But remote workers may be paying a hidden professional penalty for that flexibility, according to a working paper from economists at the Federal Reserve Bank of New York, the University of Iowa and Harvard. The research is among the first major studies to demonstrate the professional downside of remote work.
The economists — Natalia Emanuel, Emma Harrington and Amanda Pallais — studied engineers at a large technology company. They found that remote work enhanced the productivity of senior engineers, but it also reduced the amount of feedback that junior engineers received (in the form of comments on their code), and some of the junior engineers were more likely to quit the firm. The effects of remote work, in terms of declining feedback, were especially pronounced for female engineers.
“We find a now-versus-later trade-off associated with remote work,” said Ms. Harrington, an economist at the University of Iowa. “Particularly for junior engineers who are new to this particular firm, and younger engineers, they receive less feedback from their senior colleagues when they’re remote.”

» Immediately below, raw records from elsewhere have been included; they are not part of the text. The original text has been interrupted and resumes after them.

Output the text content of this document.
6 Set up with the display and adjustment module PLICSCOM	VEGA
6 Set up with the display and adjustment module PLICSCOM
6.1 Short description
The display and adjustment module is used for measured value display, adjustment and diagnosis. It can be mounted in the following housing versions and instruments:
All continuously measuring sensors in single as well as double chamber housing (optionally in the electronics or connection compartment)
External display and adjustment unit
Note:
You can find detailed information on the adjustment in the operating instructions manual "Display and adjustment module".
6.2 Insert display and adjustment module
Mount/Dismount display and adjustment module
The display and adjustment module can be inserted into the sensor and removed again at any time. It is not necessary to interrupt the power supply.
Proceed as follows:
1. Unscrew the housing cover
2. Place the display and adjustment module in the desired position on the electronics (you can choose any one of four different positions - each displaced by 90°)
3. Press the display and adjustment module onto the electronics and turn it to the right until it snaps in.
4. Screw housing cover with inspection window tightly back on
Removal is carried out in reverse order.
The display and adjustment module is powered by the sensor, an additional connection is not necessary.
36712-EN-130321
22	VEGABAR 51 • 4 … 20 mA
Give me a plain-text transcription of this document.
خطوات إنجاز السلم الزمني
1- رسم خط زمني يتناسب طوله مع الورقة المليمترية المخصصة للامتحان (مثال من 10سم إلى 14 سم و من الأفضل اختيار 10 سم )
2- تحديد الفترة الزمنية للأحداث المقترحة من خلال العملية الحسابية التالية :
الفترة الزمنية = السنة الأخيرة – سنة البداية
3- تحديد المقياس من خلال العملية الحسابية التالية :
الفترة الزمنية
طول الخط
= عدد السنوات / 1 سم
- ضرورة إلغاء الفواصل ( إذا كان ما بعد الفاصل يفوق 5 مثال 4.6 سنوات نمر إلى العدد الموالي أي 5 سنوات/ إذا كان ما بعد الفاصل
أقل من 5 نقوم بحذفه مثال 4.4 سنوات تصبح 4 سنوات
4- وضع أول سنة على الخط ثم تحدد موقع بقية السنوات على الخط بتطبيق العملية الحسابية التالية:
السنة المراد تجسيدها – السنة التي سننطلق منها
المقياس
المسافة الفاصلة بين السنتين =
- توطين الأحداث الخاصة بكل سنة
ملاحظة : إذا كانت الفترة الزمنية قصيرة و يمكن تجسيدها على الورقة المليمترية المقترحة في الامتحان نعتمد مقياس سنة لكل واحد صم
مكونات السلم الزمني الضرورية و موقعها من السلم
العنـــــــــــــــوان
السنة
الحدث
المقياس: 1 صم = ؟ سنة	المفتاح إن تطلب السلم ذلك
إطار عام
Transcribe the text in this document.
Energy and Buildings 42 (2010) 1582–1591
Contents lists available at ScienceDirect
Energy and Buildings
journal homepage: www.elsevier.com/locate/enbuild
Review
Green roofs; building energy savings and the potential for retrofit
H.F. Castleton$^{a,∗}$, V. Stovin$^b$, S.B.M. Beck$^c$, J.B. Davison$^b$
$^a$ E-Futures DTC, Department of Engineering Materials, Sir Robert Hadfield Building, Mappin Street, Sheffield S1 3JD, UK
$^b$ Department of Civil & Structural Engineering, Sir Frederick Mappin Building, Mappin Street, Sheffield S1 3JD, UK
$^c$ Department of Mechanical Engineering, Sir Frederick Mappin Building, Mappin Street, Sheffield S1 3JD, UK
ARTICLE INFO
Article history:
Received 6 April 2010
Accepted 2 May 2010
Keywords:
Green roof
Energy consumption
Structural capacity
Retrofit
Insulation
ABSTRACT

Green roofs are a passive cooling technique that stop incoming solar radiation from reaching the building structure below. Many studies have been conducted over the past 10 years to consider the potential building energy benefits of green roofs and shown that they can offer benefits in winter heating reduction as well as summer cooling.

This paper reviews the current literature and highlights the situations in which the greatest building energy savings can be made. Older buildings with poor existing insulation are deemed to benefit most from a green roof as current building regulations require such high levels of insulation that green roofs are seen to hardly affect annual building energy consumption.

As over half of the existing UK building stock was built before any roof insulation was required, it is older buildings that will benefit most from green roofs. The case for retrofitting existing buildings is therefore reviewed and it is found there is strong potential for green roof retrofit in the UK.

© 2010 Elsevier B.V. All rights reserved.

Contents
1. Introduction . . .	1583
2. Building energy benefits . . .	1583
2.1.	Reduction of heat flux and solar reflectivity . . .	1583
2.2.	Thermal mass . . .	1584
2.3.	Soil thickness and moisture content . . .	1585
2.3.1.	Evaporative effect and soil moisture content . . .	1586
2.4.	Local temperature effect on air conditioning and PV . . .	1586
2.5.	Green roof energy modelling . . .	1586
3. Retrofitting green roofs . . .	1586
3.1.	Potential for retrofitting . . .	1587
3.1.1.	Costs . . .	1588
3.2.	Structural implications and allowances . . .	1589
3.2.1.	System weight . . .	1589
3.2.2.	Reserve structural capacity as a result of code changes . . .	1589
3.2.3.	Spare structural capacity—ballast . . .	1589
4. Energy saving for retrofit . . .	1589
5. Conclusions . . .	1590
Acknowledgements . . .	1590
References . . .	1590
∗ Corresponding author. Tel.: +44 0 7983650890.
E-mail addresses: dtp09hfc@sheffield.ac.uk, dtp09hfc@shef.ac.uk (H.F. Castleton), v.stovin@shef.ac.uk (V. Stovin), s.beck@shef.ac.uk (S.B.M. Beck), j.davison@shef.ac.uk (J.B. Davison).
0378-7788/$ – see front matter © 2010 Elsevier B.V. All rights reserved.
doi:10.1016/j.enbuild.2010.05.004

The study’s findings are preliminary and relatively narrow, directly measuring just one form of interaction among one set of workers at one technology firm. But the authors said their findings suggested something broader: that the office, at least for a certain type of white-collar knowledge worker, played an important role in early-career development. And the mentorship and training people get in person had so far proved hard to replicate on Slack and Zoom.
What’s the downside to this again?
I suppose there are workers who are super anxious and want to be patted on the head by their employers. In fact, as a faculty member, I can tell you that the one of the most perplexing things is how we, at least those of us who are tenured and tenure-track, have more control over our daily work lives than almost any other profession and all half of faculty want is to please the bosses and get that nice pat on the head from the dean. So people are weird. But not having daily control over workers is not exactly something most workers are really wanting here. One of the nice things about working from home is more daily autonomy from the boss. Not that everyone is ever going to agree on their preferred mode of work, but let’s not pretend that there is a great crisis in the workplace right now over this kind of thing.